Gluteus Maximus Injury

Many runners have the experience of hip muscle injury.  The hip has a few groups of muscles.  The biggest is gluteus maximus that is also the largest muscle of the body.

In running, gluteus maximus functions in three phases of a stride:

  1. Extension of the hip. This, together with the knee extension by quadriceps, pushes the body forward.
  2. Braking the flexion of the hip (or the lift of the thigh) .
  3. Stabilizing the body when the foot hits the ground.  

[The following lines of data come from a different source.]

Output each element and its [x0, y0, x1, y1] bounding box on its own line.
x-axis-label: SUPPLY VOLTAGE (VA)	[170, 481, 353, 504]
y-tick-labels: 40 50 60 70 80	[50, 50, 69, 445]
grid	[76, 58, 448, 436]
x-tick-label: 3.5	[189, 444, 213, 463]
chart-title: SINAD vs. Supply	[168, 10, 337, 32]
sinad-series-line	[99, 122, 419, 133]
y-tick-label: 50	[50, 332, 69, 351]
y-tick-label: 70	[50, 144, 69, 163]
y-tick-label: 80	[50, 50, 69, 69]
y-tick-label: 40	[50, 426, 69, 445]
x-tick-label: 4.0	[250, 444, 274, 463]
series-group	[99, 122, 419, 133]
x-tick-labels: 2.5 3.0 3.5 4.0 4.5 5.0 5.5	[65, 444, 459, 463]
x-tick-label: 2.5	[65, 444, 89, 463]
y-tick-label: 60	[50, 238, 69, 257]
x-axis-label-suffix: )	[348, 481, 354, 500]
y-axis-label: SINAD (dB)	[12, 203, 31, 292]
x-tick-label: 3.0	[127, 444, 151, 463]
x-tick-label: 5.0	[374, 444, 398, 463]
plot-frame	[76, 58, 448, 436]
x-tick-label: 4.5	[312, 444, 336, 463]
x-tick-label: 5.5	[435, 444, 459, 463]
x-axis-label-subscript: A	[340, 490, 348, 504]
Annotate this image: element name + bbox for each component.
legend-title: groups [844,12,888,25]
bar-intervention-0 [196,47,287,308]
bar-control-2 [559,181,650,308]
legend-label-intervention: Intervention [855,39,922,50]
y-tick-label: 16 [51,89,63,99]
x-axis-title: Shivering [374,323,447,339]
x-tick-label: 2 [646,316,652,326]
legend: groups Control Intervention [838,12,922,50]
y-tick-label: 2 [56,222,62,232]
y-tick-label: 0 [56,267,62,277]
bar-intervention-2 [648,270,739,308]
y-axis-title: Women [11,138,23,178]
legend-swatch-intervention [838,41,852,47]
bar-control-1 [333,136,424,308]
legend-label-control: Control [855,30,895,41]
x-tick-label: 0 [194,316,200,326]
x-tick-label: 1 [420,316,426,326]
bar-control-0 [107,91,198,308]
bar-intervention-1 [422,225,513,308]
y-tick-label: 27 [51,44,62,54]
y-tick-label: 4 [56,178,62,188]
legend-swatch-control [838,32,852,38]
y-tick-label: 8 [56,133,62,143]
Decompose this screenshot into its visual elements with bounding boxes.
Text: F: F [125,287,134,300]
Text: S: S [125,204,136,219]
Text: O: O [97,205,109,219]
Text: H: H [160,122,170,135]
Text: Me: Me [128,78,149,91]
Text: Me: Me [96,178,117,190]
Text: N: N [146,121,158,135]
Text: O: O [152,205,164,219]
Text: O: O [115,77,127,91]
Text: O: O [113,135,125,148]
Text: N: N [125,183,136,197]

The injured part of gluteus maximus can be very deep and may be difficult to pinpoint. The trickiest part of gluteus maximus injury is its deceiving feature.  It usually generates dull pains.  Inexperienced runners may confuse that type of dull pain with soreness and increase training intensity until the pain gets worse and worse.  The dull pain sometimes comes on after a few miles of running; this may lead the runner to think it can be run over.  Unfortunately the effort to run over the dull pain exacerbates the injury and may set back the injury recover by weeks if a hard workout or race is carried out. 

To recover from gluteus maximus injury needs extra patience and caution.  However this injury has a good part that is it allows you to have a good volume of training during its recovery.  A runner can even log 60 to 70 miles per week in the middle of the recovery as long as the use of gluteus maximus is minimized.  To minimized its use,  one needs to keep short strides that minimize the hip extension and hip flexion braking provided by gluteus maximus..  Short strides also reduce the vibration of the body that is stabilized by gluteus maximus. One with this injury has to regain the original stride length extremely gradually.